Pelosi: Power of gavel means Trump is 'impeached forever'

WASHINGTON, DC - JANUARY 03: Speaker of the House Rep. Nancy Pelosi (D-CA) holds the gavel during the first session of the 116th Congress at the U.S. Capitol January 3, 2019 in Washington, DC. Under the cloud of a partial federal government shutdown,

Nancy Pelosi promised as speaker she would "show the power of the gavel.”

This year, she laid it out for all to see.

The past week alone, the Democratic leader delivered a $1.4 trillion government funding package to stop a shutdown, pushed through the bipartisan U.S.-Mexico-Canada trade agreement, and passed her party's plan to lower prescription drug costs. In between, she led a congressional delegation to Europe for the 75th anniversary of the Battle of the Bulge.

And on Wednesday, she impeached the president.

As the first year of Pelosi’s second stint as speaker draws to a close - she is the only woman to hold the office, and the first speaker in 60 years to reclaim the gavel after losing it - the California Democrat took stock of whether she fulfilled her campaign trail promise.

“Donald Trump thinks so,“ Pelosi told The Associated Press during an interview Thursday at her office in the Capitol.

”He just got impeached. He’ll be impeached forever. No matter what the Senate does. He’s impeached forever because he violated our Constitution,” she said.

“If I did nothing else, he saw the power of the gavel there,” Pelosi told the AP. "And it wasn’t me, it was all of our members making their own decision.”

Not since an earlier era of leaders - like Sam Rayburn, whose name is on a building at the Capitol, or Newt Gingrich, who defined a political movement - has the House speaker wielded such influence.

“She has governed with force and authority,” said Julian Zelizer, a professor of history and public policy at Princeton.

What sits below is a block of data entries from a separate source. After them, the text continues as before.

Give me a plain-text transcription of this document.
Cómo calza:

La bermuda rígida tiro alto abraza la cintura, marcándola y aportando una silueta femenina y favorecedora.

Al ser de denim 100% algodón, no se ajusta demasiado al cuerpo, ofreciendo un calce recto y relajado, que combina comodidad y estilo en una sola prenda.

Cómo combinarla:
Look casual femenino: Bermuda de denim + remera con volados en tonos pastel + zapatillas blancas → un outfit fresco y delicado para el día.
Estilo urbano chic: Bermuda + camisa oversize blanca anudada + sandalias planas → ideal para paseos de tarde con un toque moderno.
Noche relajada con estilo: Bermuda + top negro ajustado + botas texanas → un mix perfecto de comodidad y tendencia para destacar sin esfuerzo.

Zelizer said Pelosi has accomplished with Trump what others have not, which is to build a coalition strong enough to hold the president accountable, through impeachment, while also muscling through big bills. This, on top of what she did during her first term in the office.

“She is likely to go down in history as one of the most effective Speakers,” he said.

Congress often runs toward a big year-end finish as lawmakers try to rack up accomplishments for the elections ahead. Lame-duck sessions, which this year is not, are often particularly robust as members capitalize on the narrow calendar window after the election but before the new Congress forms.

Former Speaker Paul Ryan delivered the GOP's sweeping tax cuts package in December 2017. Former Speaker John Boehner tried to secure the fiscal cliff deal of taxing and spending at the end of 2012, and it was eventually approved at New Year’s.

Pelosi’s earlier term as speaker, from 2007-2011, saw Democrats approve the signature achievement of the Obama era, the Affordable Care Act, during Christmas in 2009, though most of the action by that stage in the legislative process had moved in the Senate.

She regained the gavel in January of this year, emerging from a contentious internal party election, after sweeping House Democrats to the majority in the 2018 midterm elections.

Pelosi’s ability to steer the agenda is shaped in part by her decades in office. She immodestly calls herself a master legislator, but there's truth in the brag - she brings more legislative experience to her job than those immediate predecessors. Particularly during the start of Obama's first term, when her party controlled both chambers, she ushered health care, financial reform and other major items to passage in what historians say was the most productive session of Congress since Lyndon Johnson's Great Society years.

Critics contend Pelosi strong-armed bills through the House, resulting in 2010 Democratic midterm election losses that cost the party its majority and her the gavel.

Trump said Democrats are on a “suicide march” toward electoral defeat once again with impeachment.

“Crazy Nancy Pelosi’s House Democrats have branded themselves with an eternal mark of shame,” Trump told a rally crowd in battleground Michigan on the night he was being impeached.

The Republican leader of the Senate, Mitch McConnell of Kentucky, said Pelosi's House isn't accomplishing much because she is wasting time on impeachment.

But she notes that it's McConnell who calls himself the “grim reaper” in his Senate graveyard of House-passed bills he refuses to bring forward for a vote.

"The time is not up," Pelosi said Thursday, a reminder that all those pieces of legislation carry over to 2020, because Congress runs in two-year cycles and this session doesn't conclude for another year.

“As the election approaches, we would not want these to be election issues, we would like them to be accomplished legislation," she said. “So they either pass the bills or pay a price for not passing bills.”

The impeachment vote will be what history remembers most from this week. But passing the trade bill is a major win for both parties. And approving the government funding - Pelosi was negotiating the package in calls with Treasury Secretary Steven Mnuchin during her weekend diplomacy paying tribute to World War II veterans in Europe - counts too. Last year at this time, the government was heading toward what would become the nation's longest-ever federal shutdown.